By Barani Krishnan
Investing.com - Gold squeezed in its first weekly profit in four on Friday, rebounding from under $1,700 an ounce, despite a 13-month high in U.S. bond yields and a spike in the dollar that should have kept the yellow metal lower.
Gold for April delivery on New York’s Comex settled up $2.80, or 0.2%, at $1,719.80 an ounce after tumbling earlier to $1,696.65 to break key $1,700 support.
For the week though, the benchmark gold futures contract gained $21.30, or 1.3%. It was the first positive week for Comex gold after three prior weeks of losses that left longs in the yellow metals some 8% poorer.
The spot price of gold, which fund managers sometimes rely on for direction more than futures, was at $1,722.60 by 3:08 PM ET (20:08 GMT), trading flat on the day. Spot gold’s intraday low was $1,699.28.
Gold’s comeback from under $1,700 was somewhat spectacular as yields benchmarked to the U.S. 10-year Treasury note soared to 1.64%, their highest since February 2020.
The Dollar Index — which pits the greenback against six major currencies — also rose, nearing the key 92 level.
“While the dollar is not making lower lows, yields might be overdone for the time being, in some kind of consolidation mode, and I think gold is recognizing that,” said Philip Streible, analyst and broker at Blueline Futures in Chicago.
“Also, gold is extremely light-weighted now, as it’s hated so much. And when you have such extreme levels of pessimism, often you see critical turning points in the market.”
Gold’s rebound on Friday also coincided with markets’ acknowledgement that the United States may be entering a new era of inflation with President Joe Biden’s signing into law on Thursday his $1.9 trillion Covid-19 bill. The stimulus package aims to vaccinate the country’s entire adult population before Independence Day on the 4th of July; fund states and businesses; and put money into Americans’ pockets besides finding them work.

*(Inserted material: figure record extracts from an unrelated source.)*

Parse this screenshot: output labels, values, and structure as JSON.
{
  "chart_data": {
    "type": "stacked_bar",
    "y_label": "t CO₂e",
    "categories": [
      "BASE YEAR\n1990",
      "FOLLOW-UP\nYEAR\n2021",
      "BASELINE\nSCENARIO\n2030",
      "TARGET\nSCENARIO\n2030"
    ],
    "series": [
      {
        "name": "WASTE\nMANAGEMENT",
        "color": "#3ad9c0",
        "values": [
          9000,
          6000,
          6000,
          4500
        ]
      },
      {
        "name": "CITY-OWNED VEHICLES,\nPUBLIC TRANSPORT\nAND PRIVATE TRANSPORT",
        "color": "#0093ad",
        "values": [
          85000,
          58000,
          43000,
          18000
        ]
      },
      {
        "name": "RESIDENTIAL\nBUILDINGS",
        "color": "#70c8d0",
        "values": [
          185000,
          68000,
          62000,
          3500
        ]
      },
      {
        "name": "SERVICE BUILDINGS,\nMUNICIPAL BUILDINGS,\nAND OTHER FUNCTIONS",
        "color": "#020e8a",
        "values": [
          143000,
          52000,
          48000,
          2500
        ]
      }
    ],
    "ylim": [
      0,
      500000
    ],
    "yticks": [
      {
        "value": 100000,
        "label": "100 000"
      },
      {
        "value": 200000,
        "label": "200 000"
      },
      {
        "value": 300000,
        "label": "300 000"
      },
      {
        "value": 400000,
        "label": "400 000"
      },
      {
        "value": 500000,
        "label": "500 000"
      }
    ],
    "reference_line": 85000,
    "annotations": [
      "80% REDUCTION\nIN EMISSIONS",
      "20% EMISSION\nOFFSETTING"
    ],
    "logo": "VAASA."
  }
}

Bond yields hit prepandemic highs since last month on the argument that economic recovery in the coming months could overheat, leading to spiraling inflation, as the Federal Reserve insisted on keeping interest rates at near zero.
The dollar, which should logically tumble in an environment of heightened inflation fears, also rallied on the same logic of runaway economic recovery. The greenback’s standing as a safe haven, due to its reserve currency status, also led to new long positions being built in the dollar.
Gold prices, meanwhile, fell 2.7% in January and continued to slide 6% in February. For March, they are down about 0.5 % month-to-date.
That was despite U.S. personal income growing 10% in January, beating forecasts, after $600 checks sent out to most Americans by the former Trump administration under a previous $900 billion Covid-19 stimulus package.
Touted for decades as a go-to asset whenever there are worries about price pressures, gold has of late been systematically prevented from playing that role by Wall Street banks, hedge funds and other actors that have sold down the metal while pushing up U.S. bond yields and the dollar instead. Bitcoin, an asset that can barely prove its intrinsic value, has also cropped up as a contrarian trade, often rallying at the expense of gold.